DeepSeek: (As good as a Ferrari, but built from spare parts) – Microsoft expert explains the basis of the immense success

0
1

DeepSeek is being celebrated as the better ChatGPT. An ex-Microsoft employee explains why the new AI chatbot is a bombshell.

A Sputnik Moment– Former Microsoft employee Dave Plummer talks about the Chinese AI chatbot DeepSeek on his YouTube channel Dave’s Garage. He explains what makes DeepSeek so special compared to its competition like ChatGPT.

Like other LLMs, DeepSeek filters its responses to problematic topics and refuses to answer questions about drug prescriptions. In addition, DeepSeek is also subject to state censorship in China. For example, the AI avoids statements about the Tiananmen massacre, the oppression of the Uyghurs in the Xinjiang region or the political independence of Taiwan.

Answers that include the name of the Chinese head of state, Xi Jinping, are also withheld This censorship is actively checked by a Chinese authority , but can be tricked with a suitable question or circumvented by the local operation of the LLM

A Ferrari made from spare parts

DeepSeek has been much cheaper to train than ChatGPT and comparable LLMs. However, the actual factor by which it should be cheaper is controversial.

On his YouTube channel, former Microsoft employee Plummer, like other sources, speaks of under $6 million that is said to have been invested in DeepSeek. That is a fraction of the billions invested in the competitors’ models.Nevertheless, the AI can keep up with flagships like ChatGPT.

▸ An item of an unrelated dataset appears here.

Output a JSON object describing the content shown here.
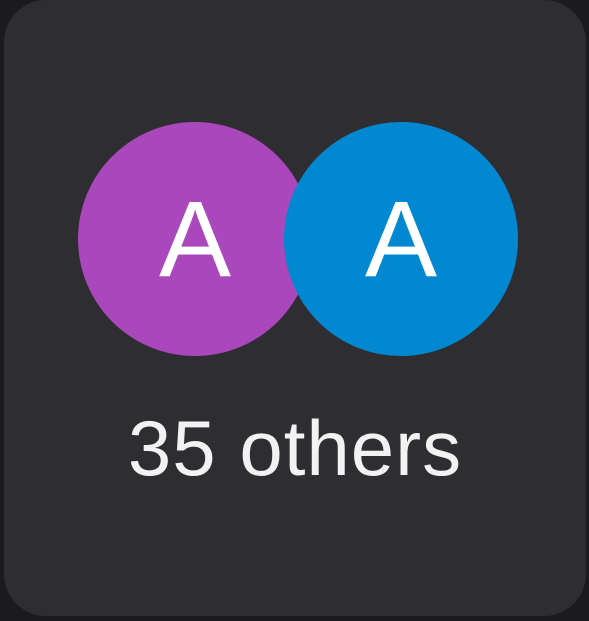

Furthermore, the developers of the AI are said to have had no access to the latest Nvidia chips After all, their performance is said to be so integral to the AI boom that Nvidia has become one of the most valuable corporations. And this while the core product for which many know Nvidia, namely gaming graphics cards, only ranks as a minor product for the company.

DeepSeek is like a Ferrari built from spare parts, according to Plummer,

A Ferrari built from spare parts – just as good, but much cheaper.

Like master and apprentice

possible through a different type of training. Like ChatGPT, DeepSeek is a large-language model.However, this is adistilled model (distilled model).

This means that a smaller model is trained using large models to deliver results that are as similar as possible to those of the large models, but with far fewer resources.

So it happens that the huge models still have a larger knowledge base, but the smaller model performs almost as well in most applications.

Plummer compares this in his video as follows:

It’s like a master training his apprentice – the apprentice doesn’t need to know everything, but they can do the job just as well.

One of these masters was Meta’s open-source model Llama, but also OpenAI’s ChatGPT.

This distillation of knowledge makes DeepSeek significantly more resource-efficient It also no longer requires the immense hardware with hundreds of GPUs in huge data centers like the large models.

But this also leads Plummer to the question:

If you can build a Ferrari in your garage out of Chevy parts, what does that mean for the value of a Ferrari?

Remembering the PC revolution

For the expensive original Ferrari, this doesn’t bode well at first.

However, it is an advantage for users that they can run the model locally on their home hardware. Of course, DeepSeek can’t run locally on every small work notebook. For the largest DeepSeek model, Plummer needs an AMD Threadripper with an Nvidia RTX 6000 GPU (48 GB VRAM). Smaller variants would even run on a MacBook Pro.

This development reminds him of the days of the PC revolution.

It reminds me of the early days of PCs – they weren’t as good as mainframes, but they changed the world.

When computers were still mainframe systems (mainframes) for business applications, no one could have imagined that everyone would eventually have one of these at home at an affordable price.

A Sputnik moment

Unlike the PC revolution, however, the geopolitical implications must also be considered today DeepSeek is a Chinese model that is particularly competing with US Silicon Valley companies.

Plummer refers to this as Sputnik moment This is a reference to the Soviet satellite Sputnik, whose launch in 1957 marked the beginning of the Space Race (Space Race) and a new phase of systemic competition between the Soviet Union and the West in the Cold War.

Similarly, the development of DeepSeek is leading to geopolitical tensions that reflect the competition between the USA as a technological hegemon and China as an emerging world power.

This technological competition is not only a battle for innovation, but also a symbol of the systemic rivalry between the USA’s capitalist democracy and China’s state capitalism.